A snapshot of the state’s finances shows Victoria is in sound shape as the economy continues a sustained recovery from the effects of the global pandemic that is growing jobs and underpinning confidence.

Victoria’s Mid-Year Financial Report, published today, reveals a resilient state that recorded a nation-leading 4.1 per cent gain in state final demand – a key measure of economic activity – in the year to December 2022.

The results for the first half of the 2022/23 financial year show that the Budget delivered last May is on track.

The Government is facing the same challenges as households with rising interest rates and inflation and the coming Budget will reflect prevailing economic conditions and forecasts as Victoria continues on its deliberate and assured path out of the pandemic.

The Andrews Labor Government invested more than $44 billion during the pandemic to protect Victorian lives, jobs and businesses – providing the foundations for the rebound being experienced across the state.

Using the state’s strong balance sheet to support household budgets was the first step in the Government’s four-step fiscal plan that is on track to return Victoria’s budget to surplus.

The Mid-Year Financial Report shows Victorian employment rose by 2.2 per cent over 2022 with more than 100,000 Victorians finding full-time work. By the end of 2022, almost 600,000 new jobs had been generated since the Labor Government was elected in 2014.

The report shows Victoria’s unemployment rate was 3.5 per cent at the end of the year – a near historical low and almost half of the 6.7 per cent rate inherited from the former Coalition government.

More than 360,000 Victorian jobs were created between September 2020 and December 2022, comfortably achieving the 200,000 interim target of the Government’s ambitious Jobs Plan en route to a target of creating 400,000 new jobs in the state by 2025.

The mid-year report produced by the Department of Treasury and Finance found the general outlook was positive, with families supported by a strong jobs market and accumulated savings.

Victoria had a general government sector operating deficit of $4.2 billion in the six months to 31 December – an improvement of $5.8 billion compared to the previous year.

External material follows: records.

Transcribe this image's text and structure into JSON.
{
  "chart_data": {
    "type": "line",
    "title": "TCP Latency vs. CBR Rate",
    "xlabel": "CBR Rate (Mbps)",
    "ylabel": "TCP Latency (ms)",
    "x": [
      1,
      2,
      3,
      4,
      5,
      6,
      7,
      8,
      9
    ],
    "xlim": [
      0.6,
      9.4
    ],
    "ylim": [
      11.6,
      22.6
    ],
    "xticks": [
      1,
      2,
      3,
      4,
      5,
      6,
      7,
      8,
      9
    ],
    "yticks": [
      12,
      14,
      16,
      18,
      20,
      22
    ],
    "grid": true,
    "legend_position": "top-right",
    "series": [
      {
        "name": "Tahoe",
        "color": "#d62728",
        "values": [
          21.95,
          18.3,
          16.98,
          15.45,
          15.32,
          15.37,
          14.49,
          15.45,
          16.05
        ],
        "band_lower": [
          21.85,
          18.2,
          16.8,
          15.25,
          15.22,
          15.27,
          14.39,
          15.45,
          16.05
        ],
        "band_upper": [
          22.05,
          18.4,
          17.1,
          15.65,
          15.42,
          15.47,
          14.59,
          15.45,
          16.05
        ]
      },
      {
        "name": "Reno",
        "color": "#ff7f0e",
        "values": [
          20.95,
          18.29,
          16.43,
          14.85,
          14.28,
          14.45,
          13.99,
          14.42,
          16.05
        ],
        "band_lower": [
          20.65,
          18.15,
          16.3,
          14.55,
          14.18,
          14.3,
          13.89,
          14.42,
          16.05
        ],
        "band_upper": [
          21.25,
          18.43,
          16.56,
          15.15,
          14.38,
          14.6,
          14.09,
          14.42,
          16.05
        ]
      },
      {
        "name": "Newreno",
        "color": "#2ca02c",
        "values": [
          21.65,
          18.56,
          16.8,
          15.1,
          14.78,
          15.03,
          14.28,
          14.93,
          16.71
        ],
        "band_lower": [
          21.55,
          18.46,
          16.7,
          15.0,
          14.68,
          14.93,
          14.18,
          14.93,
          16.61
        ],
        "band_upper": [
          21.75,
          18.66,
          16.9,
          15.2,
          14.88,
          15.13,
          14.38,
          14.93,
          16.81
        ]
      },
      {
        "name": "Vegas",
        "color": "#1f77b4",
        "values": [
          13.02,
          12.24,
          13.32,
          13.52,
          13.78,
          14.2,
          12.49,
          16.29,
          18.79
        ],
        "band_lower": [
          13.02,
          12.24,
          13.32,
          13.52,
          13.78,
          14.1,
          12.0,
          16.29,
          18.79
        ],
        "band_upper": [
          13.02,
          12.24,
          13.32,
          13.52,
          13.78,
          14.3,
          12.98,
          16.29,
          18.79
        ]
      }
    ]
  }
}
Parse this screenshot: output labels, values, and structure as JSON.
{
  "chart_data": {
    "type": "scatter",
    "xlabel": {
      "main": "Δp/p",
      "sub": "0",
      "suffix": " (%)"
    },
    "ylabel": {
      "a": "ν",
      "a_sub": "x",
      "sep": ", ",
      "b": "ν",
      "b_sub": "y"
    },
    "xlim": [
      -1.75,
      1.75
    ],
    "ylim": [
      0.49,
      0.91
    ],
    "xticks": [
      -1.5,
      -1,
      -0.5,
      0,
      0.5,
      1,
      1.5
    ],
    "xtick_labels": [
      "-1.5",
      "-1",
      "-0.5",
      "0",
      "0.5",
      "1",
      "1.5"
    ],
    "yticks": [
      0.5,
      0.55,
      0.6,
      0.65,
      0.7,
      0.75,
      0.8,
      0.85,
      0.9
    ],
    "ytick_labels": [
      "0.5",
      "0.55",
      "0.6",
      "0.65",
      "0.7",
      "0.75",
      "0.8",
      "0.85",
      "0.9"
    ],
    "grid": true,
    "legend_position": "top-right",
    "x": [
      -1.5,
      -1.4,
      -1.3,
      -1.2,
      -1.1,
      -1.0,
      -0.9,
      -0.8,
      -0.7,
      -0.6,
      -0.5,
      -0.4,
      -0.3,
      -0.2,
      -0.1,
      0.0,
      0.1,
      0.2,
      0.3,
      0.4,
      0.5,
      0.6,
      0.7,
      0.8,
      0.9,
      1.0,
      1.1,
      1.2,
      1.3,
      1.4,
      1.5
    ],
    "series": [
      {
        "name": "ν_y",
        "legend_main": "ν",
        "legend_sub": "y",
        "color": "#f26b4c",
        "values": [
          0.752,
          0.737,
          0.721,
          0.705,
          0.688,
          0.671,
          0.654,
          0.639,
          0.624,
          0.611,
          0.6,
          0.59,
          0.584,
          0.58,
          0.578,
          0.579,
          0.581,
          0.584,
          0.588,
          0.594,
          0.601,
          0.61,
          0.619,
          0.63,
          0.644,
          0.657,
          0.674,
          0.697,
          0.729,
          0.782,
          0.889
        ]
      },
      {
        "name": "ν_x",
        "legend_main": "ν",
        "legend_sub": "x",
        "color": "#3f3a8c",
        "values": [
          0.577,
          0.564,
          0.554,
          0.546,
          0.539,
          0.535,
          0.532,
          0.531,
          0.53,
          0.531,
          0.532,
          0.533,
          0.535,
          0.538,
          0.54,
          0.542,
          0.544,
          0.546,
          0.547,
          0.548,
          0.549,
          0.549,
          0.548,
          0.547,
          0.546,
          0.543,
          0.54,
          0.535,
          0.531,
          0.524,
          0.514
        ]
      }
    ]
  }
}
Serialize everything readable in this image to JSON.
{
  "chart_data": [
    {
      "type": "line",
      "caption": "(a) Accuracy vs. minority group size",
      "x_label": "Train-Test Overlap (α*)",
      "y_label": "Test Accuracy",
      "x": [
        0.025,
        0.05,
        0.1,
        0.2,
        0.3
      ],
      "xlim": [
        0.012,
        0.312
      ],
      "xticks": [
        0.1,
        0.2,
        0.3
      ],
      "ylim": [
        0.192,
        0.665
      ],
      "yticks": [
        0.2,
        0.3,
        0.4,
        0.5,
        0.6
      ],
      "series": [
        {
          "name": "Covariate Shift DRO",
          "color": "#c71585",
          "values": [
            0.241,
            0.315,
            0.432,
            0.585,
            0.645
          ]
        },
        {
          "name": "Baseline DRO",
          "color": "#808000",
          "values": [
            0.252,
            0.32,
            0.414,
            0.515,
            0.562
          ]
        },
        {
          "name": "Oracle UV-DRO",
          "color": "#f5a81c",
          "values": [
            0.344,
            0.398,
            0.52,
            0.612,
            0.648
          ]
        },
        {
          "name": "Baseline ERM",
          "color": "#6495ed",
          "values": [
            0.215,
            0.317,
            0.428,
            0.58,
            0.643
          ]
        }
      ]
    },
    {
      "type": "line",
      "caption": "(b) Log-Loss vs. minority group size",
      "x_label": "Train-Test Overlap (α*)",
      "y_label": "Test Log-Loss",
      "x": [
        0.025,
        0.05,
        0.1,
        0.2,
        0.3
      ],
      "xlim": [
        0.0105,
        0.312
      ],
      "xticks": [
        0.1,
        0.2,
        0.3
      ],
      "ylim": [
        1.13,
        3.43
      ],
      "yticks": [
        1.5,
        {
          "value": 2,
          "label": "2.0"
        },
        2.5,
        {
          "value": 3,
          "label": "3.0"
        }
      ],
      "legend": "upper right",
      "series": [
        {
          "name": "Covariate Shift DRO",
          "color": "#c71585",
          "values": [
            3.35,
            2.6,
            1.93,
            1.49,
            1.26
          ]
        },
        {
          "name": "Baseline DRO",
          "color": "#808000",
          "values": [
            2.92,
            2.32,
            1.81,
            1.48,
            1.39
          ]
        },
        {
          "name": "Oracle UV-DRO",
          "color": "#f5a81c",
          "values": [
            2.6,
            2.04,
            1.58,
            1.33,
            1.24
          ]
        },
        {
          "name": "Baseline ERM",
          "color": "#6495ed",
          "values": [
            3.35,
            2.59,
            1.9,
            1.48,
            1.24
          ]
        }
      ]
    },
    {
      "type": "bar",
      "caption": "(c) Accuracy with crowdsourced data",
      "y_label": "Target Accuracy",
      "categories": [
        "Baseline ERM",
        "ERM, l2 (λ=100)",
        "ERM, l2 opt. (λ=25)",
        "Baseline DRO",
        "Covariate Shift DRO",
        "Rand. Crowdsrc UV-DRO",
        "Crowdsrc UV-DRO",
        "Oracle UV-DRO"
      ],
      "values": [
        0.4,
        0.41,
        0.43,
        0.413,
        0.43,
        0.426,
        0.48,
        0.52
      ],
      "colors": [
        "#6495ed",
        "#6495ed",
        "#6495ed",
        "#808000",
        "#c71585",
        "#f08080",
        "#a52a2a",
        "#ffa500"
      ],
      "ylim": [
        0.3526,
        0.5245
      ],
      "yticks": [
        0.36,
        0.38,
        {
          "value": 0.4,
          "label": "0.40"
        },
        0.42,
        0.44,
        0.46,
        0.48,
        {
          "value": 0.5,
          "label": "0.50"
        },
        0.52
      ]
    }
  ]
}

Total revenue was $39.9 billion – $1.2 billion higher than in the same period a year earlier, reflecting the strength of the economy – while spending was lower as some pandemic-related business and community support measures ended.

Net debt was $104.2 billion, or 18.2 per cent of gross state product compared with 19.4 per cent in June 2022, “reflecting the strong growth in the Victorian economy”.

Quotes attributable to Treasurer Tim Pallas

“These results show the investments we made to protect lives and livelihoods during the pandemic have paid off for workers and businesses across the state.”

“Our economy is robust and resilient, and the fiscal recovery plan in place for more than two years now is working. Victorians have every reason to be confident about the future.”